Two years before Bringing Up Baby, and four years before the official start of the Forties, the Thin Man crew apparently decided to stop encapsulating and start inventing, and brother did they ever.

You can’t blame Variety for being left in the dust. Even now, the Goodrich-Hackett screenplay is not to be contained in a can or a cranium. Again, the full flower is open. The art direction and lighting are minutely expressive. The blistering plot has a young lady under a psychiatrist’s care who doesn’t know which side to butter her bread on, between a bad gigolo and a mad Romeo.

Oliver T. Marsh picks right up from James Wong Howe; both of them show you how much Hollywood understood about photography at this time, which is everything.

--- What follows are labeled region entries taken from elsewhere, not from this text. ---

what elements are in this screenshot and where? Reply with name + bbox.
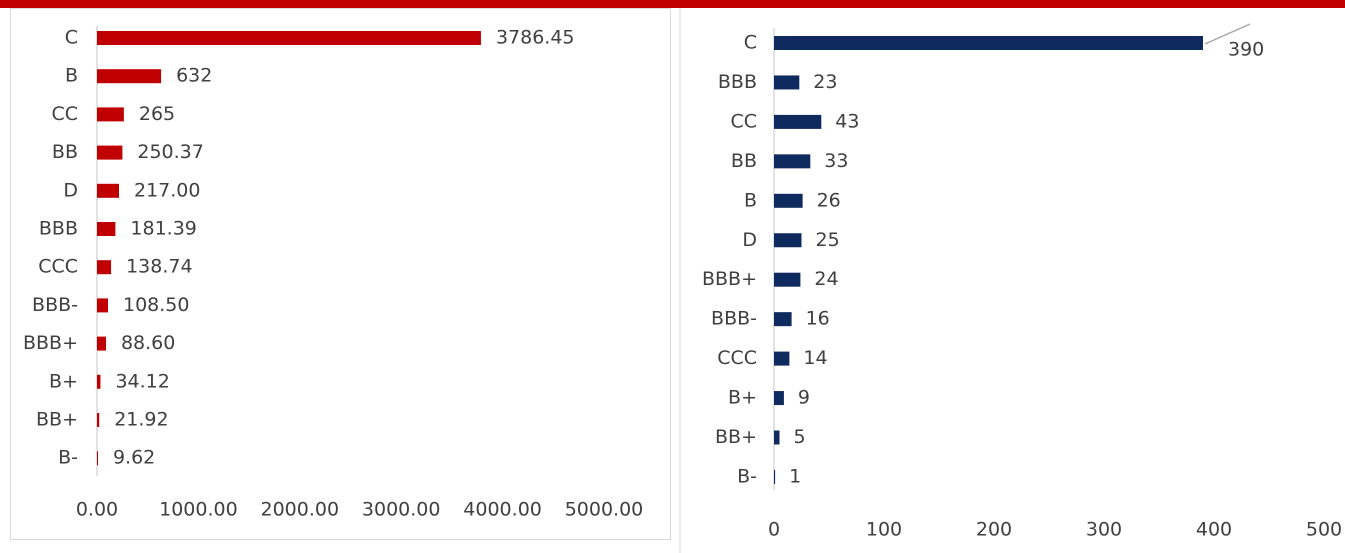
x-tick-label: 100 [866,519,902,541]
data-label: 1 [789,465,801,487]
x-tick-label: 1000.00 [159,499,238,521]
data-label: 9 [798,387,810,409]
bar [97,374,101,389]
y-tick-label: B+ [49,370,78,392]
x-tick-label: 2000.00 [261,499,340,521]
x-tick-label: 0.00 [76,499,118,521]
bar [774,75,800,90]
bar [97,451,98,466]
y-tick-label: B [65,65,78,87]
x-tick-label: 0 [768,519,780,541]
x-tick-label: 400 [1196,519,1232,541]
bar [97,107,124,122]
y-tick-label: B- [58,447,78,469]
y-tick-label: BB+ [36,409,78,431]
bar [97,336,106,351]
y-tick-label: BBB+ [23,332,78,354]
y-tick-label: BB [731,150,757,172]
data-label: 217.00 [134,179,200,201]
bar [97,145,123,160]
data-label: 138.74 [126,256,192,278]
y-tick-label: C [744,32,757,54]
data-label: 14 [803,347,827,369]
bar [774,272,801,287]
data-label: 25 [816,229,840,251]
bar [774,114,822,129]
bar [97,222,116,236]
y-tick-label: BB+ [715,426,757,448]
y-tick-label: BBB- [711,308,757,330]
bar [774,430,780,445]
y-tick-label: CCC [717,347,757,369]
data-label: 390 [1228,39,1264,61]
x-tick-label: 4000.00 [463,499,542,521]
y-tick-label: B- [737,465,757,487]
data-label: 265 [139,103,175,125]
bar [97,31,481,45]
y-tick-label: B [744,189,757,211]
bar [774,391,784,406]
y-tick-label: CC [51,103,78,125]
bar [774,312,792,327]
x-tick-label: 3000.00 [362,499,441,521]
bar [97,298,109,313]
y-tick-label: C [65,27,78,49]
bar [774,469,776,484]
data-label: 9.62 [113,447,155,469]
leader-line [1204,23,1251,45]
data-label: 21.92 [114,409,168,431]
data-label: 26 [817,189,841,211]
y-tick-label: BBB [39,218,78,240]
bar [97,183,120,198]
data-label: 24 [814,268,838,290]
y-tick-label: BBB [718,71,757,93]
y-tick-label: BBB+ [702,268,757,290]
data-label: 16 [806,308,830,330]
bar [774,351,790,366]
header-bar [0,0,1345,8]
bar [97,69,162,84]
data-label: 250.37 [137,141,203,163]
data-label: 34.12 [115,370,169,392]
bar [774,233,802,248]
bar [774,193,803,208]
x-tick-label: 5000.00 [565,499,644,521]
bar [774,36,1203,50]
y-tick-label: D [63,179,78,201]
y-tick-label: CC [730,110,757,132]
x-tick-label: 500 [1306,519,1342,541]
y-tick-label: CCC [38,256,78,278]
data-label: 181.39 [130,218,196,240]
data-label: 632 [176,65,212,87]
data-label: 43 [835,110,859,132]
y-tick-label: BBB- [32,294,78,316]
x-tick-label: 200 [976,519,1012,541]
y-tick-label: BB [52,141,78,163]
data-label: 88.60 [121,332,175,354]
bar [97,260,112,275]
bar [97,413,100,427]
data-label: 3786.45 [496,27,575,49]
y-tick-label: D [742,229,757,251]
y-tick-label: B+ [728,387,757,409]
data-label: 108.50 [123,294,189,316]
data-label: 5 [794,426,806,448]
data-label: 33 [824,150,848,172]
bar [774,154,811,169]
left-panel [10,8,671,540]
data-label: 23 [813,71,837,93]
x-tick-label: 300 [1086,519,1122,541]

Any resemblance of Jessie Ralph as Aunt Katherine to Derek Jacobi is pure fun.

 

Shadow of the Thin Man

The double-take of smiling wonderment is something you find characteristic of this series, almost a trademark. Van Dyke (billed as Maj.) introduces it early on by tilting down from Nick Charles to Nick, Jr. on a leash, wearing a complete Army uniform in miniature, holding Asta on a leash.

He follows this with the serene hilarity at the dinner table. “Drink milk,” commands Junior, and Nick must reluctantly obey, covering his eyes as he drinks so as not to see the offending liquid.

Following the money where the scum also rises is the purveyance of the script, which has several of the best jokes in cinema.